22 de octubre de 2019

Saramago vs Morrison

José Saramago cuenta en Cuadernos de Lanzarote (1993-1995), un diario de aquellos años, en un apunte del 7 de octubre de 1993, que el Nobel ha sido para una «escritora norteamericana negra, Toni Morrison [...] su nombre me era totalmente desconocido. Pero valorando las declaraciones de la premiada y por lo que he podido saber ahora de su vida, el premio ha sido muy bien dado». Y da a entender que buscará sus libros.

Al parecer, el entusiasmo por la literatura de Morrison le duró poco. En un apunte del 18 de febrero de 1994 dice:

«Lo imposible continúa aconteciendo. En la novela Jazz de Toni Morrison hay un personaje que mata a la mujer a quien amaba. Por amarla demasiado, explicó. Parece absurdo, pero los novelistas son así, ya no saben qué más inventar para captar la fatigada atención de los lectores. Estas cosas, en la vida, no suceden. Suceden otras.»

Saramago no cree que una persona o un personaje (no es lo mismo; y el terreno es resbaloso para esas confusiones) mate a quien amaba. Y luego explica lo que sí sucede en la vida:

«Ahora, en Francia, un muchacho de veintipocos años preguntó a su novia, más joven que él, si sería capaz, para probar su amor, de matar a una persona. Ella respondió que sí. Ocurría esto en un café. En una mesa cerca estaba otro chico, éste de dieciocho años. Los novios entraron en conversación con él, poco después era como si fuesen amigos de siempre. Ella, con señales que hasta un ciego entendería, empezó a seducir al muchachito. Salieron juntos. A cierta altura ella dijo al novio: "No vengas con nosotros. Nos vamos al jardín". El de dieciocho años adivinó la aventura fácil y se fue con la chica. En un rincón escondido ella sacó una pistola del bolso de mano y mató al muchacho. Toni Morrison no sabe nada de la vida. Lo imposible sucede siempre, sobre todo si es horrible.»

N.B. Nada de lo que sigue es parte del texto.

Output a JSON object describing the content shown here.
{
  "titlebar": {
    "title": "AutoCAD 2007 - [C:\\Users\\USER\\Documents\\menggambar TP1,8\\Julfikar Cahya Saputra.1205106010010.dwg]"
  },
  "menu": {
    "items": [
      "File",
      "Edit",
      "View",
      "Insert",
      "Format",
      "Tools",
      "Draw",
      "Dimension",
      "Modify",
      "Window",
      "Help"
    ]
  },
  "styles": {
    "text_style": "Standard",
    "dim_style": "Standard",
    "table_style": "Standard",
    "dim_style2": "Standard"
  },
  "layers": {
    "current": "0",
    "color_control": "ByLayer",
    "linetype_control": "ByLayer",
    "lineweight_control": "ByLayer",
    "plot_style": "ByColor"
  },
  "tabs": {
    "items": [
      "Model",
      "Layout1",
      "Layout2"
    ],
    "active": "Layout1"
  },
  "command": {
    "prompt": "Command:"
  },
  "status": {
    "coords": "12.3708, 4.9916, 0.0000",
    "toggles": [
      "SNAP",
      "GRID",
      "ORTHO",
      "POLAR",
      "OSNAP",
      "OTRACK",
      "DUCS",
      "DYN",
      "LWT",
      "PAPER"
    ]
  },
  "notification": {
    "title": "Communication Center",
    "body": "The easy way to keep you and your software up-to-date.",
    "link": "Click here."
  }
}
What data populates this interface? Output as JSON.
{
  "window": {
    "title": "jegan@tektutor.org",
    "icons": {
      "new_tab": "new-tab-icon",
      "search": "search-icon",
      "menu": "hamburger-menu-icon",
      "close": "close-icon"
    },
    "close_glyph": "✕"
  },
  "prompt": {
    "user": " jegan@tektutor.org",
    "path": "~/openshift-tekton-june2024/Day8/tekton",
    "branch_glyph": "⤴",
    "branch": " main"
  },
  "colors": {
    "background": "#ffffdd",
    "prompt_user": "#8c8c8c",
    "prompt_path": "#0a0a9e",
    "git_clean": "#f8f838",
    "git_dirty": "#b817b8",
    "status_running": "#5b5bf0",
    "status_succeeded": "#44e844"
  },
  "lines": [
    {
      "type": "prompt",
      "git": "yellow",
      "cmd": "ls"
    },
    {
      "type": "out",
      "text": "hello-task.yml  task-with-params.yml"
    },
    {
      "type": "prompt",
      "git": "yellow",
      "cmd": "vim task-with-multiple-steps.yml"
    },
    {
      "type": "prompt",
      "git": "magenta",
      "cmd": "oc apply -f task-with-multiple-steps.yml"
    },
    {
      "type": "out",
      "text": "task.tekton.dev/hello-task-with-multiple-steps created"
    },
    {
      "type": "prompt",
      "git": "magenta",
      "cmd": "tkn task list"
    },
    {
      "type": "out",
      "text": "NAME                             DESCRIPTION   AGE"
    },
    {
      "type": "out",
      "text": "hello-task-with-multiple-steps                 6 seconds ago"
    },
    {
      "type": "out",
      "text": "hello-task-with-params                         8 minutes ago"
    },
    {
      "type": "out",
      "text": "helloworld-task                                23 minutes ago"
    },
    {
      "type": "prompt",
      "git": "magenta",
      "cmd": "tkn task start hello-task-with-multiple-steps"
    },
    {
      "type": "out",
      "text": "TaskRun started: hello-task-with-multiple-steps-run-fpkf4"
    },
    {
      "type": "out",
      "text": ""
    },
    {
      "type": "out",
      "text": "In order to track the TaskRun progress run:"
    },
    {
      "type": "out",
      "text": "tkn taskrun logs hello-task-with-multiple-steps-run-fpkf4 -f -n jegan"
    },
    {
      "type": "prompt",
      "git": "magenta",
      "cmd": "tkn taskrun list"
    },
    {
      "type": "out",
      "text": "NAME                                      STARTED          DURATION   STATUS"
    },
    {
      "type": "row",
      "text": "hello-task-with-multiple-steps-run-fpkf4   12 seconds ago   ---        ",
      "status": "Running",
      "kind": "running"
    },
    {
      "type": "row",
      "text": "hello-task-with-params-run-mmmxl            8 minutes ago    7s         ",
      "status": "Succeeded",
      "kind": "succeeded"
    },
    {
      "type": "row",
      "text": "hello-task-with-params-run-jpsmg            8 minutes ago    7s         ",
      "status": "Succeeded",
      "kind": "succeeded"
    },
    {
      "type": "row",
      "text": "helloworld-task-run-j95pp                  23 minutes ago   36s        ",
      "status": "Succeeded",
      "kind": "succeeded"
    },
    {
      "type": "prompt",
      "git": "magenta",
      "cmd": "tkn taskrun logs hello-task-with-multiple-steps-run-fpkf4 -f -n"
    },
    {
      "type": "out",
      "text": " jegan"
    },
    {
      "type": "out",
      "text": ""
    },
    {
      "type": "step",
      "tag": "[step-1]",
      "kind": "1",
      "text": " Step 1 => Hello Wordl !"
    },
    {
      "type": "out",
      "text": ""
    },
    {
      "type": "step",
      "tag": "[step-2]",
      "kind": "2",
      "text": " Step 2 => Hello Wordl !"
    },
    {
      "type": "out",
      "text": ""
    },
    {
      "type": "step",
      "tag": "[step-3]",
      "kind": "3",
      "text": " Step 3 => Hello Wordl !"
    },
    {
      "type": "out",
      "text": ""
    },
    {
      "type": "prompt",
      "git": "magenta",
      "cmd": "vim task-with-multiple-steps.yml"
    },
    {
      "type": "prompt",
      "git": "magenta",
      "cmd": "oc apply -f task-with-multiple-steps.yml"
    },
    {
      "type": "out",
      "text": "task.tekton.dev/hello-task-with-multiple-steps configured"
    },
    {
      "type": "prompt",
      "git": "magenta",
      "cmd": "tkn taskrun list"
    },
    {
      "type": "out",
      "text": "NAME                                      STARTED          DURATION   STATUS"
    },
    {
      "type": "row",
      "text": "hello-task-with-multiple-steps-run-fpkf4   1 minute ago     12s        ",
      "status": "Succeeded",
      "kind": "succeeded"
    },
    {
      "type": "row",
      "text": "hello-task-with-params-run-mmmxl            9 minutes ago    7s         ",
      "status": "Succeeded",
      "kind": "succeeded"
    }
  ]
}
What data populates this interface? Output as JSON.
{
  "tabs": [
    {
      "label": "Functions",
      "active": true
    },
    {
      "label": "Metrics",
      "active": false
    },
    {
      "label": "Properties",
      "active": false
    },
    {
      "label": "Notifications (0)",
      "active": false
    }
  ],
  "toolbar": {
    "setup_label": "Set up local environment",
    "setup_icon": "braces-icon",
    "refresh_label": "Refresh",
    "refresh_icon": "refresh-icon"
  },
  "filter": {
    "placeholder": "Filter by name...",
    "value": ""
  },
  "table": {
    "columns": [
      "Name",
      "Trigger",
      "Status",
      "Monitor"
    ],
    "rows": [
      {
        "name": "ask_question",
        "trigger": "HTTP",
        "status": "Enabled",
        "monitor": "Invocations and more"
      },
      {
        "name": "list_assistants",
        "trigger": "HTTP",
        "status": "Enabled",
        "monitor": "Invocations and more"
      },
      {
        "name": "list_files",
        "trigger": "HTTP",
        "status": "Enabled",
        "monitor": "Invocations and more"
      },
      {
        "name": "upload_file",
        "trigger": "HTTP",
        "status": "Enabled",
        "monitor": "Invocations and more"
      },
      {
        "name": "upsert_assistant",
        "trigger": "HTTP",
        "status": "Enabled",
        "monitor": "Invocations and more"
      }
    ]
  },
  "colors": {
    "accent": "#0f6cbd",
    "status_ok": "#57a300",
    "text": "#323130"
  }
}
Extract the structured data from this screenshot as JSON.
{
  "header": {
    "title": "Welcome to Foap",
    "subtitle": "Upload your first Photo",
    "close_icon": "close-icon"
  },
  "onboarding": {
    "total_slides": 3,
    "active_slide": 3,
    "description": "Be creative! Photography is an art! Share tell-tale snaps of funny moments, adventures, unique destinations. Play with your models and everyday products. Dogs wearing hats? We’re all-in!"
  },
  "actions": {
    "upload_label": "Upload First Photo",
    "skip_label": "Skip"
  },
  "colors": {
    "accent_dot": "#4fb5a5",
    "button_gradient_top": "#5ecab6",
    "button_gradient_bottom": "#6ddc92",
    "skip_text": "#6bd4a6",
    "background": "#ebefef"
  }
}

Tal vez Morrison no supiera nada de la vida. Pero Milan Kundera (El arte de la novela, Vuelta, 1988), que estaba a un lado, al menos en mi biblioteca, como si estuviera en la mesa contigua de un café y hubiera escuchado el regaño a Morrison, le dice a Saramago que es él quien nada sabe sobre la novela:

«Hay que comprender lo que es la novela. Un historiador relata acontecimientos que han tenido lugar. Por el contrario, el crimen de Raskólnikov jamás ha visto la luz del día. La novela no examina la realidad sino la existencia. Y la existencia no es lo que ha ocurrido, la existencia es el campo de las posibilidades humanas, todo lo que el hombre puede llegar a ser, todo aquello de que es capaz. Los novelistas perfilan el mapa de la existencia descubriendo tal o cual posibilidad humana. Pero una vez más: existir quiere decir: "ser-en-el-mundo". Hay que comprender como posibilidades tanto al personaje como a su mundo. En Kakfa, todo esto está claro: el mundo kafkiano no se parece a ninguna realidad conocida, es una posibilidad extrema y no realizada del mundo humano.»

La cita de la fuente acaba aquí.